Cochlear implantation for hearing loss in vestibular schwannoma
Cochlear implantation for hearing loss in vestibular schwannoma may be a viable option to consider. Evidence exists in the literature that vestibular schwannoma (VS) patients may benefit and use cochlear implants. The results compare well with other patients who have been implanted for single sided deafness (SSD) due to other causes.
A cochlear implant (CI) can be inserted during the primary surgical removal of the VS or at a later stage. When it is decided not to operate on a small VS, a CI can be still be placed to improve hearing. A large number of vestibular schwannomas may not grow and the presence of tumour is not necessarily a contraindication for a CI. Some patients who have previously received radiotherapy for a VS may also benefit from a CI, although it seems that the outcome is more variable and unpredictable after radiation.
In patients with neurofibromatosis type 2 (NF2), CI may be formed before Auditory brainstem implant (ABI) becomes necessary. It may be used in one ear with an ABI on the other side in NF2. A CI does not disqualify patient for the later placement of an ABI should it become necessary.

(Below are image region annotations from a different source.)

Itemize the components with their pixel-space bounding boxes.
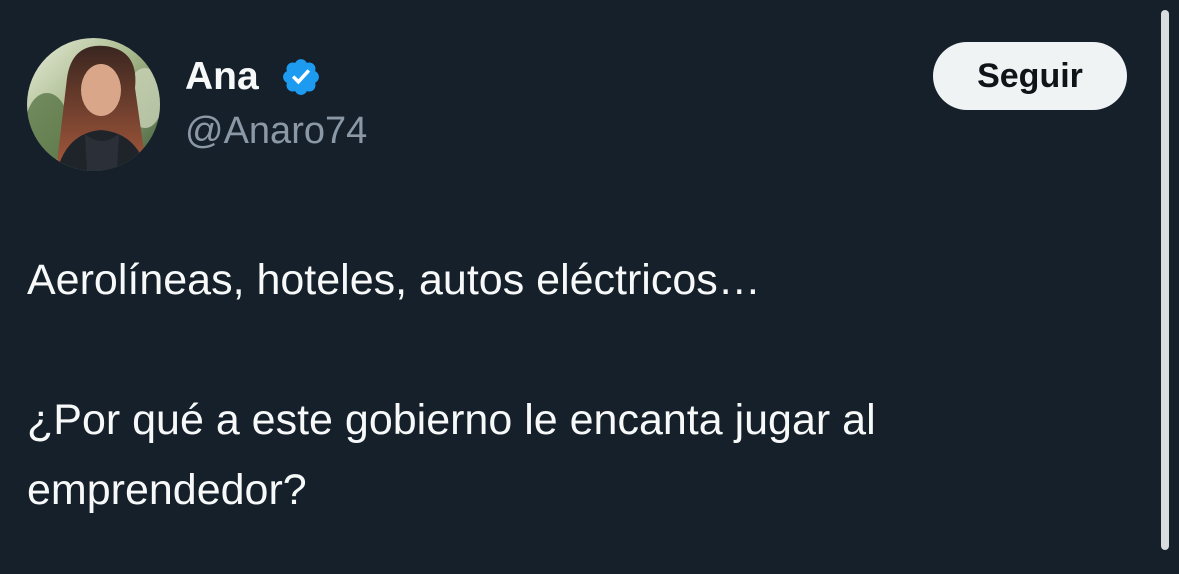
scrollbar[interactable] bbox=[1161, 10, 1169, 550]
tweet-text-line: emprendedor? bbox=[27, 466, 307, 514]
user-handle[interactable]: @Anaro74 bbox=[185, 108, 367, 154]
follow-button[interactable]: Seguir bbox=[933, 42, 1127, 110]
verified-badge-icon bbox=[283, 59, 319, 95]
tweet-text-line: ¿Por qué a este gobierno le encanta juga… bbox=[27, 396, 876, 444]
avatar-photo bbox=[27, 38, 160, 171]
tweet-text-line: Aerolíneas, hoteles, autos eléctricos… bbox=[27, 256, 761, 304]
avatar[interactable] bbox=[27, 38, 160, 171]
tweet-card: Ana @Anaro74 Seguir Aerolíneas, hoteles,… bbox=[0, 0, 1179, 574]
display-name[interactable]: Ana bbox=[185, 54, 259, 100]
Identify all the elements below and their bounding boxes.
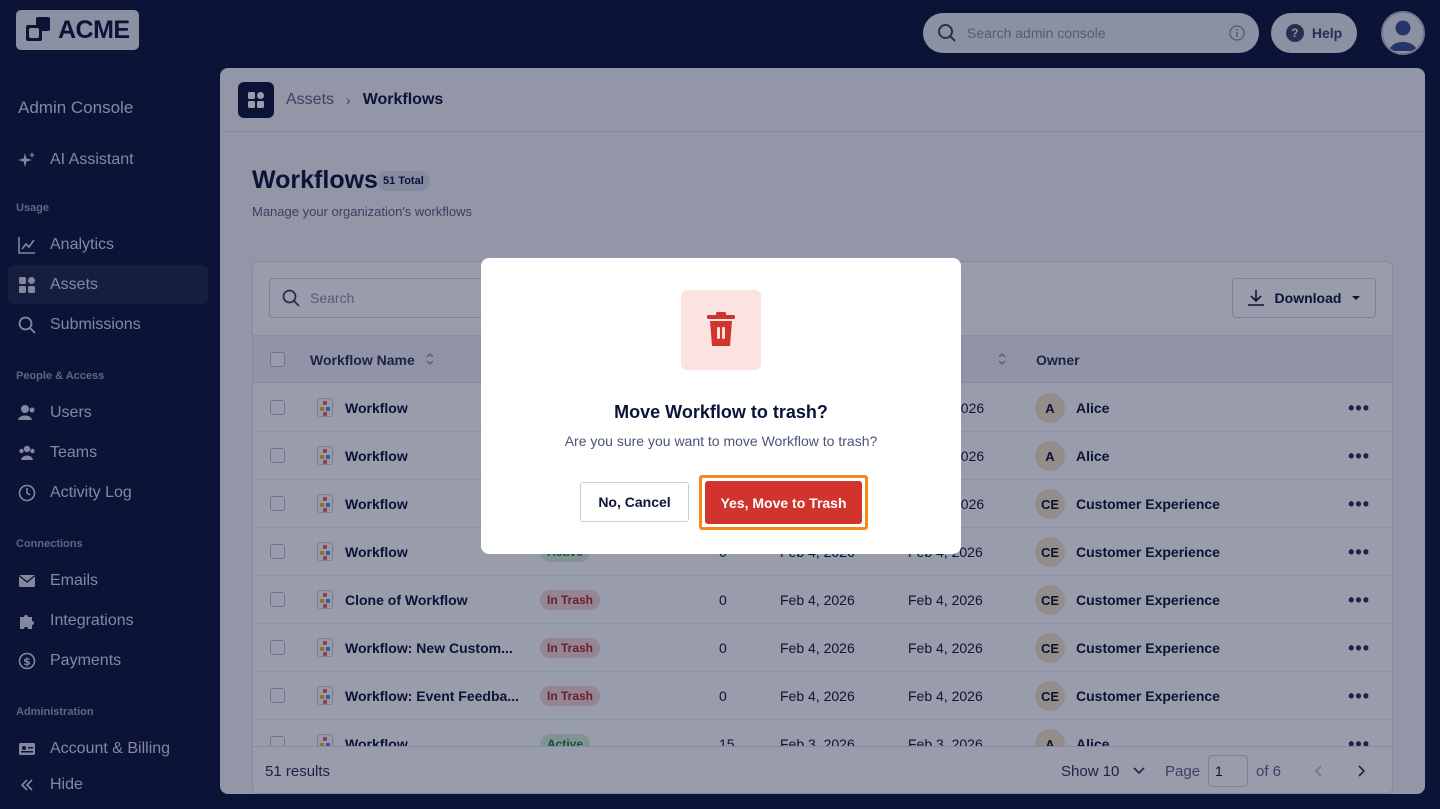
trash-icon [681, 290, 761, 370]
dialog-message: Are you sure you want to move Workflow t… [564, 433, 878, 449]
cancel-button[interactable]: No, Cancel [580, 482, 689, 522]
confirm-trash-dialog: Move Workflow to trash? Are you sure you… [481, 258, 961, 554]
move-to-trash-button[interactable]: Yes, Move to Trash [705, 481, 862, 524]
dialog-title: Move Workflow to trash? [614, 402, 828, 422]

Cochlear implantation for hearing loss in vestibular schwannoma can only be performed in those patients who retain functional cochlear nerve fibers. This is often not possible in larger tumours, whether operated or not. The same factors which determine functional outcome after CI in the rest of the population are also applicable in a patient with a VS. The duration of hearing loss is an important factor and the longer the deafness the poorer the outcome after CI. It is sometimes a better option to implant the only hearing ear with a VS than the other ear without a VS but with longstanding hearing loss.
One of the concerns that is often raised is the effect that a CI might have on future magnetic resonance imaging (MRI). MRI is required to follow up patients with VS. Certain precautions will then have to be taken to insure that the CI is not damaged and does not influence the result of the MRI. By placing the CI in a certain position adequate information can still be obtained from MRI. Always inform the radiologist before a MRI if you have a CI.